Criminal Courtroom Layout

Learn what’s what in the courtroom.

By , UCLA Law School Professor
Updated by Rebecca Pirius, Attorney

Just about everything that happens in a courtroom can seem confusing to someone who hasn't experienced the justice system firsthand. Even the courtroom itself can be confounding. This overview will help orient you to the typical criminal court.

Understanding the Courtroom Layout

The courtroom layout is deliberate. It's designed not only to impart the seriousness of the proceedings but also plays a practical role. The design allows the various participants—judges, jurors, attorneys, bailiffs, staff, witnesses, and spectators—to best hear and view the proceedings according to their roles.

Where the Judge Sits: The Bench

The judge's bench is the raised wooden desk or podium at the front of the courtroom where the judge sits. It's raised so that the judge can control and preside over the entire room. The judge's staff sits close by so they can communicate quietly. The witness stand is also next to the judge so that the judge can provide a protective influence over the witnesses.

Attorneys and defendants alike shouldn't go near the bench unless they ask for and receive the judge's permission to do so. Generally, only attorneys will be permitted to go up to the bench. Forbidden territory includes the "well," which is the space between the counsel table and the bench, where the courtroom clerk and the court reporter may sit. (Courtroom clerks may alternatively sit on the side of the judge's bench opposite the witness box.)

Where the Public Sits: The Gallery

Most courtrooms have a spectator area in the back, a gallery, often separated by a "bar" or partition from the rest of the courtroom.

Defendants who are free on bail or own recognizance release usually sit in the gallery of the courtroom until their cases are called by the courtroom clerk, bailiff, or judge. In-custody defendants wait in holding cells and are escorted into the courtroom by a bailiff.

Members of the public, including those who come to court to support a family member or friend, also sit in the gallery.

Where the Defendant and Attorneys Sit: Counsel Table

During trial or in a pretrial proceeding, defendants sit with their attorneys at the counsel table, directly in front of and facing the judge's bench.

Courtroom Etiquette: Should the Defendant Sit or Stand?

Typically, once a judge calls a case, the defendant and their attorney move out of the gallery and past the bar to sit at counsel table. Defendants should sit or stand as directed by their attorneys (if they have counsel) or by the judge, courtroom clerk, or bailiff. The custom is different in different proceedings and different courtrooms. For example, during arraignment, defendants typically stand, facing the judge. However, at trial or a hearing on a motion, they may sit at counsel table.
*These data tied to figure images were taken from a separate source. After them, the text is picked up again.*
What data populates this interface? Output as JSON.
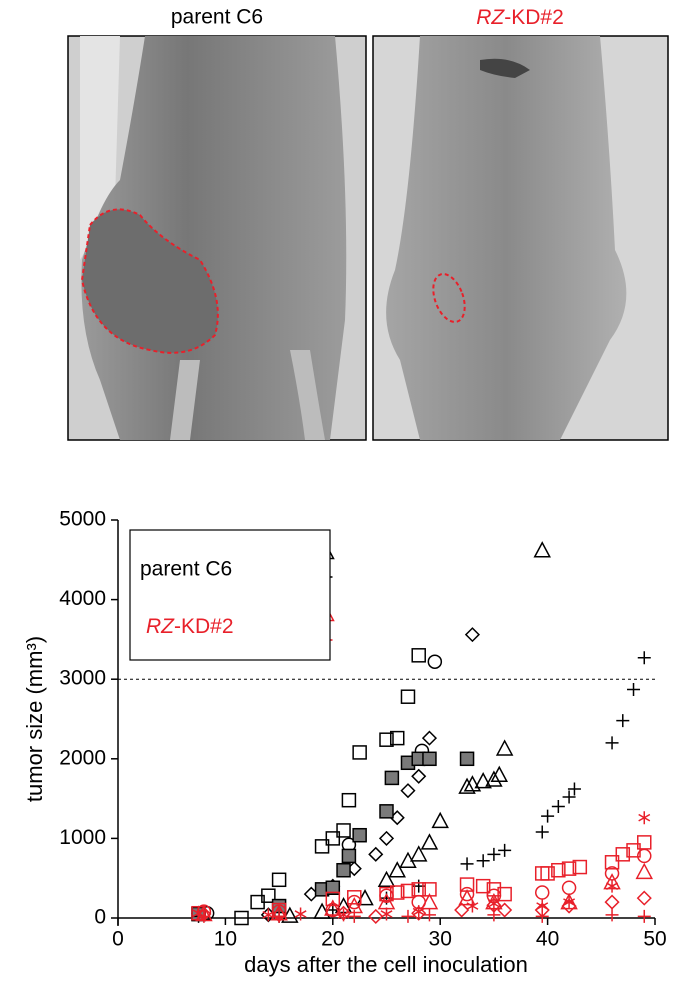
{
  "photos": [
    {
      "label": "parent C6",
      "color": "#000000"
    },
    {
      "label": "RZ-KD#2",
      "color": "#e8202a"
    }
  ],
  "chart_data": {
    "type": "scatter",
    "xlabel": "days after the cell inoculation",
    "ylabel": "tumor size (mm³)",
    "xlim": [
      0,
      50
    ],
    "xticks": [
      0,
      10,
      20,
      30,
      40,
      50
    ],
    "ylim": [
      0,
      5000
    ],
    "yticks": [
      0,
      1000,
      2000,
      3000,
      4000,
      5000
    ],
    "hline": 3000,
    "legend": [
      {
        "name": "parent C6",
        "color": "#000000"
      },
      {
        "name": "RZ-KD#2",
        "color": "#e8202a"
      }
    ],
    "series": [
      {
        "group": 0,
        "marker": "circle",
        "color": "#000000",
        "x": [
          8.3,
          21.5,
          28.3,
          29.5
        ],
        "values": [
          60,
          920,
          2100,
          3220
        ]
      },
      {
        "group": 0,
        "marker": "square",
        "color": "#000000",
        "x": [
          7.5,
          11.5,
          13,
          14,
          15,
          19,
          20,
          21,
          21.5,
          22.5,
          25,
          26,
          27,
          28
        ],
        "values": [
          50,
          0,
          200,
          280,
          480,
          900,
          1000,
          1100,
          1480,
          2080,
          2240,
          2260,
          2780,
          3300
        ]
      },
      {
        "group": 0,
        "marker": "triangle",
        "color": "#000000",
        "x": [
          16,
          19,
          21,
          23,
          25,
          26,
          27,
          28,
          29,
          30,
          32.5,
          33,
          34,
          35,
          35.5,
          36,
          39.5
        ],
        "values": [
          30,
          80,
          150,
          250,
          480,
          600,
          720,
          800,
          950,
          1220,
          1650,
          1680,
          1720,
          1740,
          1800,
          2130,
          4620
        ]
      },
      {
        "group": 0,
        "marker": "diamond",
        "color": "#000000",
        "x": [
          7.5,
          14,
          18,
          20,
          22,
          24,
          25,
          26,
          27,
          28,
          28.5,
          29,
          33
        ],
        "values": [
          60,
          40,
          300,
          400,
          620,
          800,
          1000,
          1260,
          1600,
          1780,
          2000,
          2260,
          3560
        ]
      },
      {
        "group": 0,
        "marker": "filled-square",
        "color": "#000000",
        "x": [
          7.5,
          15,
          19,
          20,
          21,
          21.5,
          22.5,
          25,
          25.5,
          27,
          28,
          29,
          32.5
        ],
        "values": [
          50,
          150,
          360,
          380,
          600,
          780,
          1040,
          1340,
          1760,
          1950,
          2000,
          2000,
          2000
        ]
      },
      {
        "group": 0,
        "marker": "plus",
        "color": "#000000",
        "x": [
          7.5,
          15,
          20,
          25,
          28,
          32.5,
          34,
          35,
          36,
          39.5,
          40,
          41,
          42,
          42.5,
          46,
          47,
          48,
          49
        ],
        "values": [
          20,
          20,
          100,
          250,
          400,
          680,
          720,
          800,
          850,
          1080,
          1280,
          1400,
          1520,
          1620,
          2200,
          2480,
          2870,
          3270
        ]
      },
      {
        "group": 1,
        "marker": "circle",
        "color": "#e8202a",
        "x": [
          8,
          15,
          20,
          22,
          25,
          28,
          32.5,
          35,
          39.5,
          42,
          46,
          49
        ],
        "values": [
          80,
          80,
          100,
          200,
          280,
          200,
          300,
          280,
          320,
          380,
          560,
          780
        ]
      },
      {
        "group": 1,
        "marker": "square",
        "color": "#e8202a",
        "x": [
          7.5,
          15,
          20,
          22,
          25,
          26,
          27,
          28,
          29,
          32.5,
          34,
          35,
          36,
          39.5,
          40,
          41,
          42,
          43,
          46,
          47,
          48,
          49
        ],
        "values": [
          60,
          100,
          240,
          260,
          300,
          320,
          340,
          360,
          360,
          420,
          400,
          360,
          300,
          560,
          560,
          600,
          620,
          640,
          700,
          800,
          850,
          950
        ]
      },
      {
        "group": 1,
        "marker": "triangle",
        "color": "#e8202a",
        "x": [
          8,
          15,
          20,
          22,
          25,
          29,
          32.5,
          35,
          42,
          46,
          49
        ],
        "values": [
          50,
          60,
          120,
          150,
          200,
          200,
          250,
          200,
          200,
          450,
          580
        ]
      },
      {
        "group": 1,
        "marker": "asterisk",
        "color": "#e8202a",
        "x": [
          7.5,
          14,
          17,
          21,
          25,
          28,
          33,
          35,
          39.5,
          42,
          46,
          49
        ],
        "values": [
          60,
          40,
          50,
          40,
          50,
          80,
          150,
          180,
          150,
          200,
          400,
          1260
        ]
      },
      {
        "group": 1,
        "marker": "diamond",
        "color": "#e8202a",
        "x": [
          8,
          15,
          21,
          24,
          28,
          32,
          35,
          36,
          39.5,
          42,
          46,
          49
        ],
        "values": [
          50,
          40,
          60,
          20,
          60,
          100,
          160,
          100,
          100,
          150,
          200,
          250
        ]
      },
      {
        "group": 1,
        "marker": "plus",
        "color": "#e8202a",
        "x": [
          8,
          15,
          22,
          27,
          29,
          35,
          39.5,
          46,
          49
        ],
        "values": [
          20,
          20,
          20,
          20,
          40,
          40,
          20,
          40,
          20
        ]
      }
    ]
  }
}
Prosecutors and Defense Attorneys

Whether lawyers stand, and where they do so, depends again on the proceeding. In pretrial hearings, lawyers may stand at counsel table or right in front of the judge, or they may sit. During trials, lawyers usually sit or stand at counsel table, with the prosecutor usually on the side closest to the jury box. Most defense lawyers stand when addressing the judge or questioning witnesses. Some courtrooms have a podium for attorneys to use when speaking to the judge or questioning witnesses.

Where the Jurors Sit: The Jury Box

Jurors sit in the rows of seats near the judge, called the jury box, during the trial. The jury box is typically located to the side of the room, situated so that jurors can see the defendant, witnesses, attorneys, judge, and exhibits. It typically consists of two rows of chairs, with the back row elevated above the front row.

The jury box may remain empty during nonjury proceedings (or when a jury is deliberating), or the judge may use it to seat lawyers or in-custody defendants during pretrial hearings (including arraignments and motions).

Where the Witnesses Sit: The Witness Stand

The witness stand will be situated next to the judge and faces the room. Everyone needs to be able to hear and see the witness. Part of the jury's job is to assess the credibility of the witness and their testimony. Defendants have a constitutional right to "confront" witnesses—meaning the defendant can look the witness in the eye and allow their lawyer to question them. The judge controls the questioning and answering of witnesses.

Where the Judge Works: Chambers

Judges usually have private offices called chambers that are located in a room adjacent to or behind the courtroom. A judge and the attorneys may have a conference in chambers during a trial or other proceeding, especially if they want to go "off the record" and have a quiet place to confer. Also, some judges prefer to hold plea bargain negotiations in chambers.

Attorneys may request that in-chambers conferences be put "on the record" if they want to document what either the lawyers or judges are saying. This is a request that the conference be recorded word for word by a court reporter and preserved as part of the case for possible later review. (See Appeals in Criminal Cases and Writs in Criminal Cases.)

Video and Remote Criminal Court Appearances

Videoconference and remote court appearances have become more commonplace since the COVID pandemic. Remote appearances typically involve a video conference with the judge and prosecutor in a courtroom and the defendant and defense attorney in a jail conference room. Generally speaking, for criminal cases, the use of videoconferencing or remote appearances is limited to pretrial proceedings, such as bail hearings, arraignment, and motions. Trials will be in person but may be recorded or live streamed.